Dr. Daniel stand auf.
»Bianca, bringen Sie Frau Heidenrath auf Intensiv«, ordnete er an. »Ich sehe heute nachmittag noch einmal nach ihr. Sollten erneut Unterleibsblutungen auftreten, dann benachrichtigen Sie mich umgehend, ja?«
»Selbstverständlich, Herr Doktor.«
*
Unruhig marschierte Helmut Heidenrath in der Eingangshalle hin und her. Warum dauerte es denn so lange? Mittlerweile sollte Gunilla im Kinderkriegen doch schließlich ein wenig Übung haben! Unwillig sah er auf die Uhr. Seit vier Stunden war er nun schon hier!
In diesem Moment trat Dr. Daniel aus der Gynäkologie in die Eingangshalle und steuerte direkt auf Helmut Heidenrath zu.
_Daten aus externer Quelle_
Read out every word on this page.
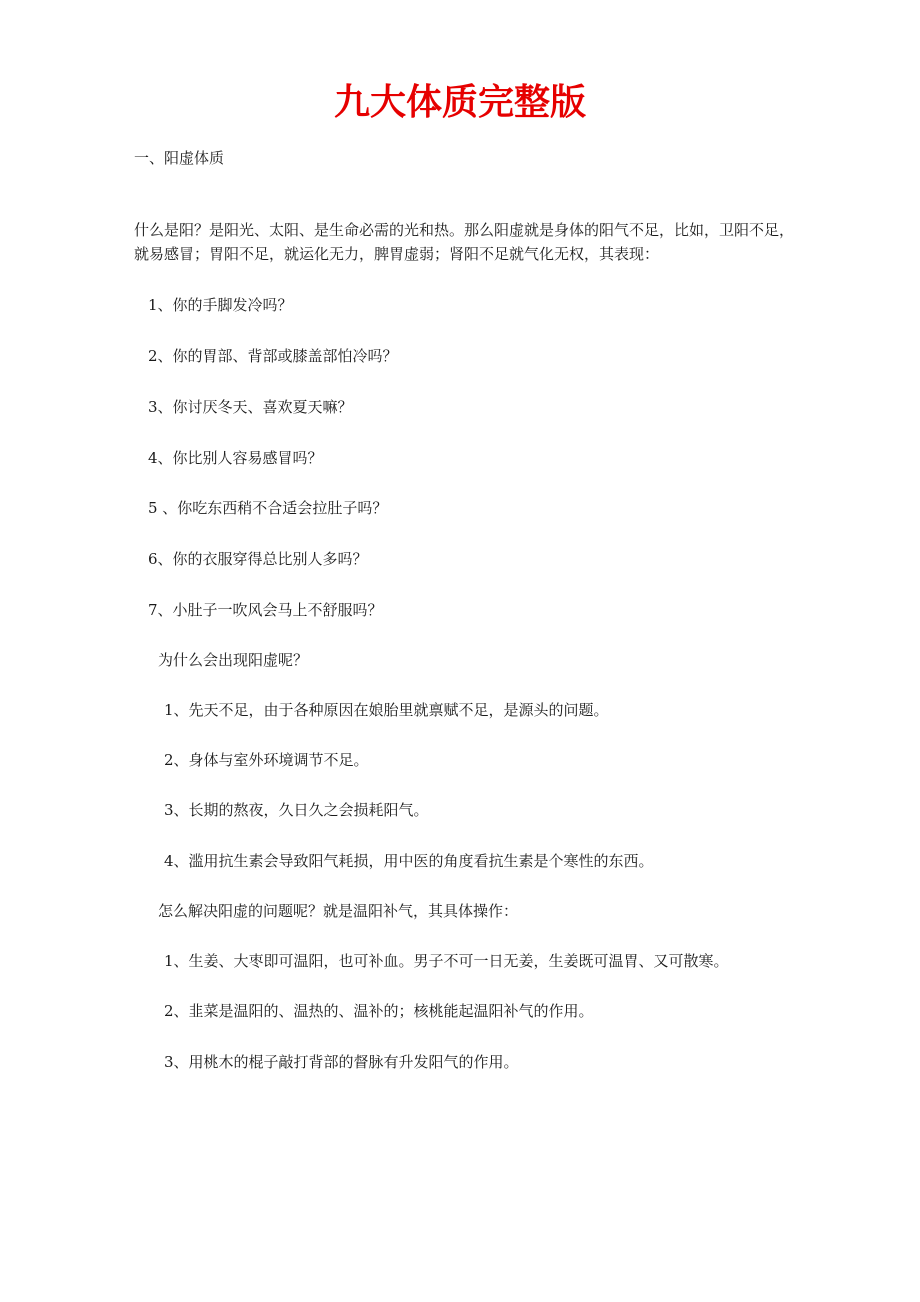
九大体质完整版

一、阳虚体质

什么是阳？是阳光、太阳、是生命必需的光和热。那么阳虚就是身体的阳气不足，比如，卫阳不足，就易感冒；胃阳不足，就运化无力，脾胃虚弱；肾阳不足就气化无权，其表现：

1、你的手脚发冷吗？

2、你的胃部、背部或膝盖部怕冷吗？

3、你讨厌冬天、喜欢夏天嘛？

4、你比别人容易感冒吗？

5 、你吃东西稍不合适会拉肚子吗？

6、你的衣服穿得总比别人多吗？

7、小肚子一吹风会马上不舒服吗？

为什么会出现阳虚呢？

1、先天不足，由于各种原因在娘胎里就禀赋不足，是源头的问题。

2、身体与室外环境调节不足。

3、长期的熬夜，久日久之会损耗阳气。

4、滥用抗生素会导致阳气耗损，用中医的角度看抗生素是个寒性的东西。

怎么解决阳虚的问题呢？就是温阳补气，其具体操作：

1、生姜、大枣即可温阳，也可补血。男子不可一日无姜，生姜既可温胃、又可散寒。

2、韭菜是温阳的、温热的、温补的；核桃能起温阳补气的作用。

3、用桃木的棍子敲打背部的督脉有升发阳气的作用。
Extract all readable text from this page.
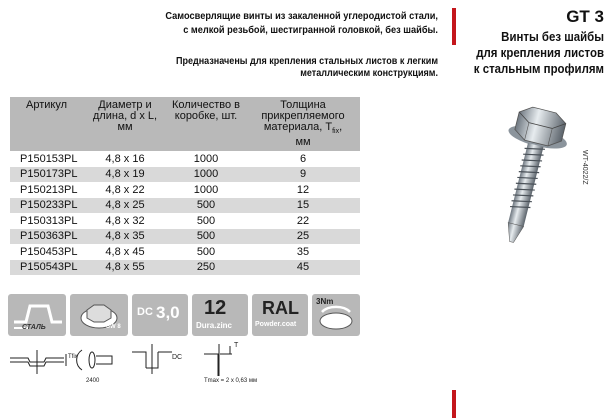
Самосверлящие винты из закаленной углеродистой стали,
с мелкой резьбой, шестигранной головкой, без шайбы.
Предназначены для крепления стальных листов к легким металлическим конструкциям.
GT 3
Винты без шайбы
для крепления листов
к стальным профилям
WT-4022/Z
Артикул	Диаметр и длина, d x L, мм	Количество в коробке, шт.	Толщина прикрепляемого материала, $T_{fix}$,
мм
P150153PL	4,8 x 16	1000	6
P150173PL	4,8 x 19	1000	9
P150213PL	4,8 x 22	1000	12
P150233PL	4,8 x 25	500	15
P150313PL	4,8 x 32	500	22
P150363PL	4,8 x 35	500	25
P150453PL	4,8 x 45	500	35
P150543PL	4,8 x 55	250	45
СТАЛЬ	SW 8
DC 3,0 12
Dura.zinc
RAL
Powder.coat
3Nm
Tfix
2400
DC
T
Tmax = 2 x 0,63 мм
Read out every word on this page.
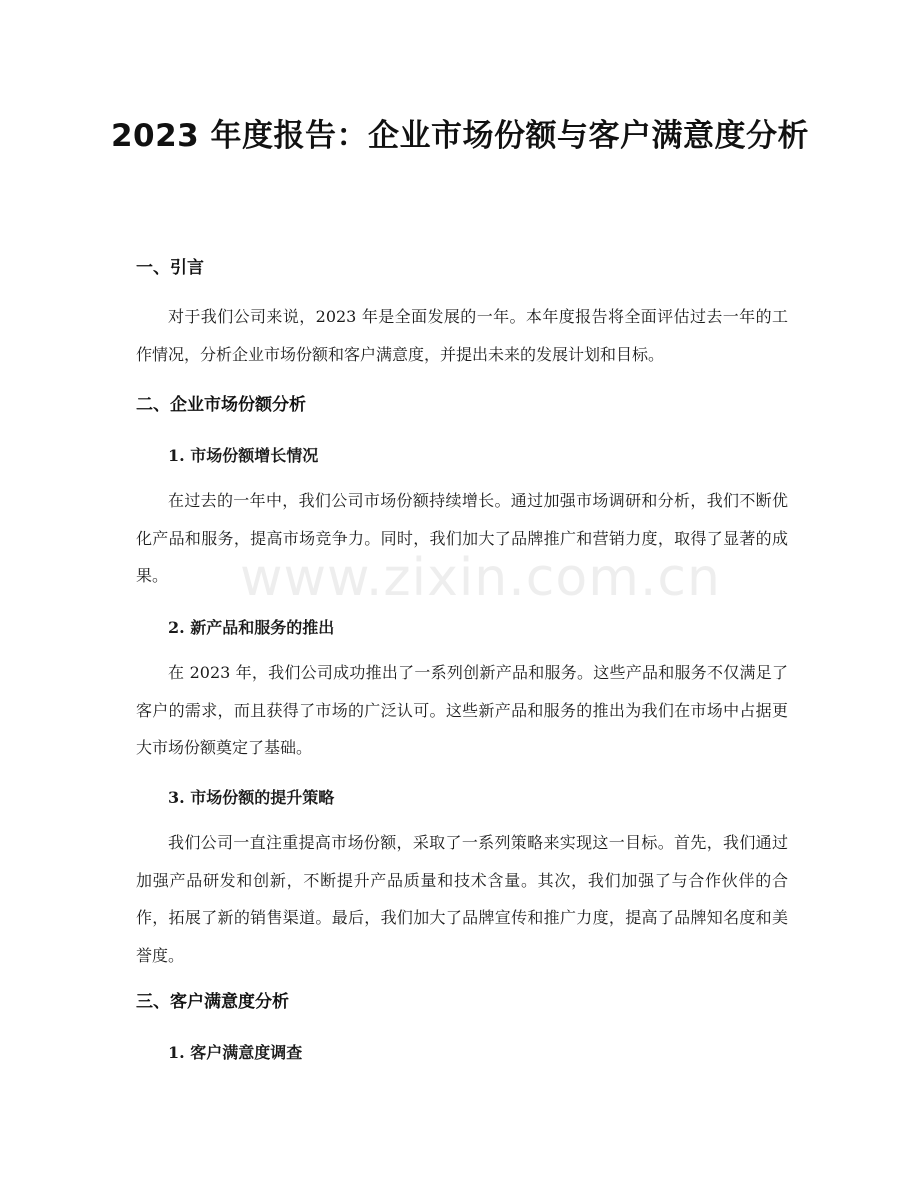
2023 年度报告：企业市场份额与客户满意度分析
一、引言

对于我们公司来说，2023 年是全面发展的一年。本年度报告将全面评估过去一年的工作情况，分析企业市场份额和客户满意度，并提出未来的发展计划和目标。

二、企业市场份额分析
1. 市场份额增长情况

在过去的一年中，我们公司市场份额持续增长。通过加强市场调研和分析，我们不断优化产品和服务，提高市场竞争力。同时，我们加大了品牌推广和营销力度，取得了显著的成果。

2. 新产品和服务的推出

在 2023 年，我们公司成功推出了一系列创新产品和服务。这些产品和服务不仅满足了客户的需求，而且获得了市场的广泛认可。这些新产品和服务的推出为我们在市场中占据更大市场份额奠定了基础。

3. 市场份额的提升策略

我们公司一直注重提高市场份额，采取了一系列策略来实现这一目标。首先，我们通过加强产品研发和创新，不断提升产品质量和技术含量。其次，我们加强了与合作伙伴的合作，拓展了新的销售渠道。最后，我们加大了品牌宣传和推广力度，提高了品牌知名度和美誉度。

三、客户满意度分析
1. 客户满意度调查
www.zixin.com.cn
»Und? Ist es diesmal endlich ein Junge?« fragte Helmut ohne den Arzt überhaupt zu begrüßen.
»Guten Tag, Herr Heidenrath«, erklärte Dr. Daniel mit Nachdruck und zeigte dabei seine Mißbilligung über Helmuts unhöfliche Art ganz deutlich. »Ich gratuliere Ihnen zu Ihrer Tochter.«
Entsetzt starrte Helmut ihn an. »Tochter?« Dann donnerte er seine rechte Faust gegen die Wand. »Meine Güte, ist diese Frau denn wirklich nicht fähig, mir endlich einen Sohn zu schenken? Vier Gören habe ich schon zu Hause sitzen, und nun…«
»Was fällt Ihnen eigentlich ein, sich hier in der Klinik dermaßen aufzuführen!« fiel Dr Daniel ihm barsch ins Wort. Normalerweise schlug er keinen so groben Ton an, doch das Verhalten, das dieser Mann nun schon seit Jahren an den Tag legte, brachte selbst ihn auf die Palme.
»Ist doch wahr«, knurrte Helmut. »Im Mittelalter wurden die Frauen hingerichtet, wenn sie ihren Männern keine Söhne schenken konnten.«
»Und Sie sind auf dem besten Weg, dasselbe zu tun«, entfuhr es Dr. Daniel. »Im übrigen unterliegen Sie schon rein biologisch einem großen Irrtum. Nicht die Frau, sondern der Mann bestimmt das Geschlecht des Kindes. Also sind Sie es, der anscheinend keine Söhne zeugen kann, wenn man in einem solchen Fall schon eine Schuldzuweisung vornehmen will.«
Sekundenlang blieb Helmut der Mund offen.
»Sagen Sie mal, wie sprechen Sie denn mit mir?« ereiferte er sich dann.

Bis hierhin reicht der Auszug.